Selon un sondage RTL paru mercredi matin   90 % des Français considèrent que la violence à l’école a fortement augmenté ces dix dernières années. Comment analysez-vous cela ?

Personne ne peut nier cette violence. Mais elle s’est surtout accrue dans les lycées en zone difficile. Nous faisons face à plusieurs types de violences. Les intrusions dans l’école, ce qui a mis le feu aux poudres et qui relève du pénal. Mais il y a aussi les violences entres élèves qui conduisent à des humiliations et les violences internes aux établissements avec des élèves surchauffés. La perception des règles y est difficile et le passage à l’acte plus fréquent. Les élèves ne se contrôlent plus. Il y a un état de tension extrême.

Pourquoi ce phénomène touche particulièrement les lycées difficiles ?

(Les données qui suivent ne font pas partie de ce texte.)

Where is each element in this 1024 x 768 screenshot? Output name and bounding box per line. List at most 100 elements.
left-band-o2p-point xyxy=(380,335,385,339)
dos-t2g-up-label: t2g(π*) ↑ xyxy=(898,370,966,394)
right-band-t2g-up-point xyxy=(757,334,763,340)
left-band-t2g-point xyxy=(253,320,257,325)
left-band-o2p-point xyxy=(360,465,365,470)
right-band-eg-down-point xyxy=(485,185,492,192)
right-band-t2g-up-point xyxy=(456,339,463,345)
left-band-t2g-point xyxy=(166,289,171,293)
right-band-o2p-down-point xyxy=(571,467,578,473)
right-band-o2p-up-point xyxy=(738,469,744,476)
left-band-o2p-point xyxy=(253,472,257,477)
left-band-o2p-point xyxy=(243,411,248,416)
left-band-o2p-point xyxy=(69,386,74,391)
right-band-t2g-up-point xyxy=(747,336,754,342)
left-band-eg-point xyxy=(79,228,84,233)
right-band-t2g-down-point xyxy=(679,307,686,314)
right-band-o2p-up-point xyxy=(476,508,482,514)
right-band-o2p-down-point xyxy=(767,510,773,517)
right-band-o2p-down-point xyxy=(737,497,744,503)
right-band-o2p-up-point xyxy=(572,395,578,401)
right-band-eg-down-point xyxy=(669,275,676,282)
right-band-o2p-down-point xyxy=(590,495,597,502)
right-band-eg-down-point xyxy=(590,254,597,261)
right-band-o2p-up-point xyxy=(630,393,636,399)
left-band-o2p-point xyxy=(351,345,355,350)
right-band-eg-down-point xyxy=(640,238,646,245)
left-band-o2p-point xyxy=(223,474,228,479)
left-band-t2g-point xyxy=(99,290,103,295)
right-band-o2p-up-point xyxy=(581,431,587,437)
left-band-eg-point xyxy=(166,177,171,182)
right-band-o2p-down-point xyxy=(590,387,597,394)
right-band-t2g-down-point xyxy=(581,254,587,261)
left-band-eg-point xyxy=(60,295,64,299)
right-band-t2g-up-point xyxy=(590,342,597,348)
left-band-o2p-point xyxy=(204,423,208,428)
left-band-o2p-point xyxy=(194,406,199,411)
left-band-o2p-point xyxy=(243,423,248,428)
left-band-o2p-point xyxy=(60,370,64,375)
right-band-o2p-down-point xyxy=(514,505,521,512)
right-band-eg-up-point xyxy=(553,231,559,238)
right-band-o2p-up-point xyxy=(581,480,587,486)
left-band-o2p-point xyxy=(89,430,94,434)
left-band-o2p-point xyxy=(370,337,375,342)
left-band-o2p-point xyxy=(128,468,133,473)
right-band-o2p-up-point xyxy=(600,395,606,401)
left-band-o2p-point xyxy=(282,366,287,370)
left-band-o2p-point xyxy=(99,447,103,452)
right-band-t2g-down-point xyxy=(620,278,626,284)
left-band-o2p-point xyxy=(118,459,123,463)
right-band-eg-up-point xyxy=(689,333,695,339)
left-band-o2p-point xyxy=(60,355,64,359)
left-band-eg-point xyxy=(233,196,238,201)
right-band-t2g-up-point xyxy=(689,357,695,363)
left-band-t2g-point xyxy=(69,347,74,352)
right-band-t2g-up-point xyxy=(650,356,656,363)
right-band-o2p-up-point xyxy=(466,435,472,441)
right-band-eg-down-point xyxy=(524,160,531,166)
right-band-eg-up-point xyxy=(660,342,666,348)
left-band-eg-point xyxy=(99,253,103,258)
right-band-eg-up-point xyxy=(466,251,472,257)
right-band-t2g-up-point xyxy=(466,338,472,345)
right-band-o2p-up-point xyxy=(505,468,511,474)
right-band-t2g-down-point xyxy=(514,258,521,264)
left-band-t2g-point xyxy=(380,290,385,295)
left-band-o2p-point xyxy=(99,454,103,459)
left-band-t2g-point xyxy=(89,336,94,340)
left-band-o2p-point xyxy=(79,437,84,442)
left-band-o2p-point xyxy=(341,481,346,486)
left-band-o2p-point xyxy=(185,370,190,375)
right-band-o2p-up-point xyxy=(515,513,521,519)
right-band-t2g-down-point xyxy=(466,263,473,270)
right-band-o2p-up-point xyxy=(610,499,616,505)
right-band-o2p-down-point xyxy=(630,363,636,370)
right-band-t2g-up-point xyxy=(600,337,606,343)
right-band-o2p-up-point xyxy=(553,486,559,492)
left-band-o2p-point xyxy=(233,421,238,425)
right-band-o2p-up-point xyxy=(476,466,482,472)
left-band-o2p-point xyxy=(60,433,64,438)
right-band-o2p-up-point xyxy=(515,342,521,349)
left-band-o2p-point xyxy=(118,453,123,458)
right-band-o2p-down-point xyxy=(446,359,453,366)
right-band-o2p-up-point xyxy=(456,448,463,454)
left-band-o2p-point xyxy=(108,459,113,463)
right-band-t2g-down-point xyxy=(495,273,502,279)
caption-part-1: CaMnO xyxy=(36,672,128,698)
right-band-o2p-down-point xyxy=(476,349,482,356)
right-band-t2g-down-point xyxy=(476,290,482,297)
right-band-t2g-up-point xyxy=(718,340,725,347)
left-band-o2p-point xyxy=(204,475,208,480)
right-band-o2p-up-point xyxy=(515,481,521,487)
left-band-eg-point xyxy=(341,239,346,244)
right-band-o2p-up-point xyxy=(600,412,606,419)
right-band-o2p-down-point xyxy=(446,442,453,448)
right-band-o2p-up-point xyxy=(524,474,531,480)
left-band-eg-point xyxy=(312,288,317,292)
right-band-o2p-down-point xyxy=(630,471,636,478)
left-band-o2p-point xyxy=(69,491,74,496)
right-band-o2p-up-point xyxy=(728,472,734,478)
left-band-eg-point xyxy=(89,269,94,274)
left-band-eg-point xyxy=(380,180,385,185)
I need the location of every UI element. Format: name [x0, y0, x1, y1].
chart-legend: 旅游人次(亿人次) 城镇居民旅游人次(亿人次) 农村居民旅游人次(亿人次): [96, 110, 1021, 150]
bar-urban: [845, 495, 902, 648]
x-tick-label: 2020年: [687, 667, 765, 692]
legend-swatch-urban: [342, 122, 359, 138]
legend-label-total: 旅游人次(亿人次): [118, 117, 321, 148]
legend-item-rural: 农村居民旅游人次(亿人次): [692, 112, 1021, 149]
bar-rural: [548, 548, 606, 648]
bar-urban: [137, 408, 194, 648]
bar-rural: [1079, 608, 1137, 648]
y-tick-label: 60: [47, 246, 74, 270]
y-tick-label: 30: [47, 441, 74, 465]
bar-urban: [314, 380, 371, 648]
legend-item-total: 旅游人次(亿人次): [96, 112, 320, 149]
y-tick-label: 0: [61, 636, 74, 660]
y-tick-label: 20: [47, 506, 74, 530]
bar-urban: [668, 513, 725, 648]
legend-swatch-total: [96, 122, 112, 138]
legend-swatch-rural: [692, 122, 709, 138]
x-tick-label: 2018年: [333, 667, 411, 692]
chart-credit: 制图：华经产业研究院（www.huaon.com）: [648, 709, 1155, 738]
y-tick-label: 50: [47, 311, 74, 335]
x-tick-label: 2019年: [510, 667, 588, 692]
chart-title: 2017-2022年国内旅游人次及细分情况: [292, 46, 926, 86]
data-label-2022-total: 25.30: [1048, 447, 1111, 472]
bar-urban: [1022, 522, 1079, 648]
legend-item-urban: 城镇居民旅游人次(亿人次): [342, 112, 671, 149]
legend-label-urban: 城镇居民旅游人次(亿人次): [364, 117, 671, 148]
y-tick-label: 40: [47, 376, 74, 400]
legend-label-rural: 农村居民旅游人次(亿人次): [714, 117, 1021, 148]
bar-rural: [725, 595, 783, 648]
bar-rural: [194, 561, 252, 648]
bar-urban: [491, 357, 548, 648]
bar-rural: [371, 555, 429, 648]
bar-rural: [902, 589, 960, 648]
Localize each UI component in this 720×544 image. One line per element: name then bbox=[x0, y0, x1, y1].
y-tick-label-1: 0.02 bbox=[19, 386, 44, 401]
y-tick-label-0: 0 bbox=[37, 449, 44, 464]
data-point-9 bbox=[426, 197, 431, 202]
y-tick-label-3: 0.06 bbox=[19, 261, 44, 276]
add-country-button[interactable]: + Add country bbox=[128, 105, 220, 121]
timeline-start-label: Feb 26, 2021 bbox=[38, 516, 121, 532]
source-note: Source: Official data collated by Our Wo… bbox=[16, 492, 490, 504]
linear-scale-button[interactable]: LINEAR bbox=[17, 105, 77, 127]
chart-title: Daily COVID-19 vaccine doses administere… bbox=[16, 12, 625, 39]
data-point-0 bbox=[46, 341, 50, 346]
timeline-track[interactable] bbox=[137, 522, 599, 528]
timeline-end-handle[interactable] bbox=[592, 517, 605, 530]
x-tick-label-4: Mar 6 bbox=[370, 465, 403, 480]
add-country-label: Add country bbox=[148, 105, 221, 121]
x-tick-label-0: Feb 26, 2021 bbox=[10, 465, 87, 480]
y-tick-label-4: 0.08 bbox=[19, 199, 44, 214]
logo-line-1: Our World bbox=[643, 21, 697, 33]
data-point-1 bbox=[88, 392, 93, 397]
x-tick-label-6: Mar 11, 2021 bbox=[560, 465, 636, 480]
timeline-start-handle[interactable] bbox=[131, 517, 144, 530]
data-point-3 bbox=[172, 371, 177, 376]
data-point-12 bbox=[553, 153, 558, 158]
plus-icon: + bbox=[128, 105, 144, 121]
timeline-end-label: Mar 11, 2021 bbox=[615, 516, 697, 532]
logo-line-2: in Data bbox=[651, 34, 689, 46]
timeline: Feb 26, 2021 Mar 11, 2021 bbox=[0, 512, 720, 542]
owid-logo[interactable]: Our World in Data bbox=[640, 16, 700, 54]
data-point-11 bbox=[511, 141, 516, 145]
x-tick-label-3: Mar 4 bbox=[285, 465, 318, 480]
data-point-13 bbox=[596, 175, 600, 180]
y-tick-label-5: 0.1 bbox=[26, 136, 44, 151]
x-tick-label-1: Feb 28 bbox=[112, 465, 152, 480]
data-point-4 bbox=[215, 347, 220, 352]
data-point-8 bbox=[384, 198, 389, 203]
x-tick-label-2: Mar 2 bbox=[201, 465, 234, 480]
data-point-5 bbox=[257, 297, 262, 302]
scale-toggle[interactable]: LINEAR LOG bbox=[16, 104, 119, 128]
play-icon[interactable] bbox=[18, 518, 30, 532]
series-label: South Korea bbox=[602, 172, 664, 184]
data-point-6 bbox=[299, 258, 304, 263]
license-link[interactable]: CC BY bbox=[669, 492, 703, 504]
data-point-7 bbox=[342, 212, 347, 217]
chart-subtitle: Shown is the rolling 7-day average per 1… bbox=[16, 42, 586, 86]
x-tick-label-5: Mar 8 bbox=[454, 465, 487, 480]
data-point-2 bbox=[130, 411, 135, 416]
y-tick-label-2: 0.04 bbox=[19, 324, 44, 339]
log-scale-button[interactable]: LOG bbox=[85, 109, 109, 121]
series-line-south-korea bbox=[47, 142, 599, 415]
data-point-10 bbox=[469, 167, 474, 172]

Le principe des ZEP (zones d’éducation prioritaire), c’est-à-dire donner plus à ceux qui ont moins, n’est plus appliqué. Et on ne se retrouve plus qu’avec des professeurs débutants qui ne veulent pas aller dans ces établissements. Lorsqu’on regarde de près le budget consolidé de ces lycées en ZEP en incluant les salaires, ils sont moins dotés que les autres établissements. La politique vers les ZEP est un cache misère. Dans l’éducation nationale, tout se passe comme si en médecine on confiait aux généralistes débutants des opérations à cœur ouvert et aux grands pontes des rhumes de cerveau. Il faut rétablir l’équité.

Le ministre de l’Education nationale, Luc Chatel, affirme qu’il n’augmentera pas le nombre de surveillants pour remédier à cette violence. Faut-il le faire selon vous ?

Ce n’est pas l’augmentation des fonctionnaires qui suffira à améliorer la situation, c’est vrai. En revanche, on a atteint le seuil de suppressions de postes et d’économies à réaliser. Il faut densifier la présence des adultes. Les élèves ne doivent pas entrer au lycée comme ils le font dans un lieu de consommation. Il faut ouvrir les établissements, un lieu pour le moment de quarantaine où les adolescents sont les seuls à se former. Pour radicalement changer l’ambiance des lycées, il faut qu’en dehors des heures de cours, les adultes viennent en formation, les parents assistent à des conférences, que le tissu associatif et sportif investisse les locaux. Il faut un lieu où on fasse baisser la tension pour que l’attention revienne.

Cela va à l’encontre de la politique actuelle de sécurisation des lycées…

Sanctuariser les lycées ne fera pas baisser la température de ces cocottes minutes. Il faut introduire des modérateurs, c’est-à-dire des adultes, pour retrouver des lieux de travail sereins.

Qu’attendez-vous des Etats Généraux proposées par Luc Chatel?

C’est une attitude politicienne. Le problème, c’est qu’ils ont déjà eu lieu ces Etats généraux ! On sait ce qu’il faut faire. Les chercheurs vont redire ce qu’ils ont déjà dit, et les élèves vont reprendre la parole pour témoigner. Le principe de base, c’est avoir un groupe de 120 élèves structuré et encadrés par dix professeurs identifiés également. Avec cette unité, les tensions s’apaisent.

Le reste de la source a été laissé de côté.